Still, Gingrich was up against South Carolina’s history of shoring up established candidates against insurgents, and the constant specter of Gov. Nikki Haley stumping with Romney.
Gingrich seems to run better from behind. Ever since most of his staff quit last summer—the first time the press wrote his political obituary—Gingrich has prided himself on being his own political strategist. His skills seemed to fail him last month when he lost a big lead in the Iowa caucuses, stubbornly staying positive (most of the time) while a pro-Romney super PAC hit him with more than $3 million in negative ads. The pundits declared him toast again, saying he was staying in the race just to wound Romney.

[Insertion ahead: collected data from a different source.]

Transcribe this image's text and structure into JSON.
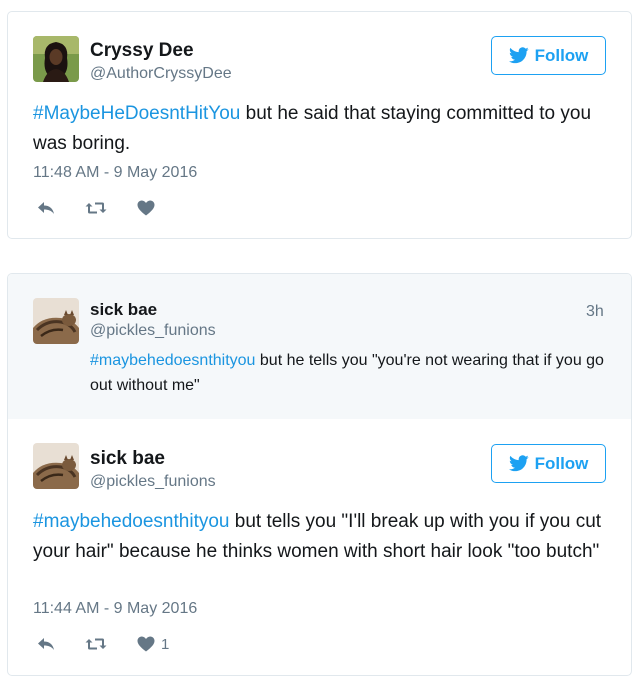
{
  "tweet1": {
    "name": "Cryssy Dee",
    "handle": "@AuthorCryssyDee",
    "follow_label": "Follow",
    "hashtag": "#MaybeHeDoesntHitYou",
    "text_rest": " but he said that staying committed to you was boring.",
    "timestamp": "11:48 AM - 9 May 2016",
    "icons": [
      "reply-icon",
      "retweet-icon",
      "heart-icon",
      "twitter-bird-icon"
    ]
  },
  "quoted": {
    "name": "sick bae",
    "handle": "@pickles_funions",
    "time_ago": "3h",
    "hashtag": "#maybehedoesnthityou",
    "text_rest": " but he tells you \"you're not wearing that if you go out without me\""
  },
  "tweet2": {
    "name": "sick bae",
    "handle": "@pickles_funions",
    "follow_label": "Follow",
    "hashtag": "#maybehedoesnthityou",
    "text_rest": " but tells you \"I'll break up with you if you cut your hair\" because he thinks women with short hair look \"too butch\"",
    "timestamp": "11:44 AM - 9 May 2016",
    "like_count": "1"
  },
  "colors": {
    "accent": "#1da1f2",
    "hashtag": "#1b95e0",
    "muted": "#657786",
    "quoted_bg": "#f5f8fa"
  }
}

But Gingrich mapped a more aggressive path in South Carolina, boosted by a pro-Newt super PAC, which ran anti-Romney ads backed by $5 million from Las Vegas casino mogul Sheldon Adelson.
Before the hyperventilating press gets carried away in the other direction and starts speculating on a Newt-vs.-Obama race, it’s worth recalling that a grand total of three states have now voted. Still, with Romney’s aura of inevitability shattered, he is facing his toughest test since announcing his second bid for the White House. If he makes the necessary adjustments, he’ll be a stronger nominee. If he doesn’t, we are in for a long battle until the convention.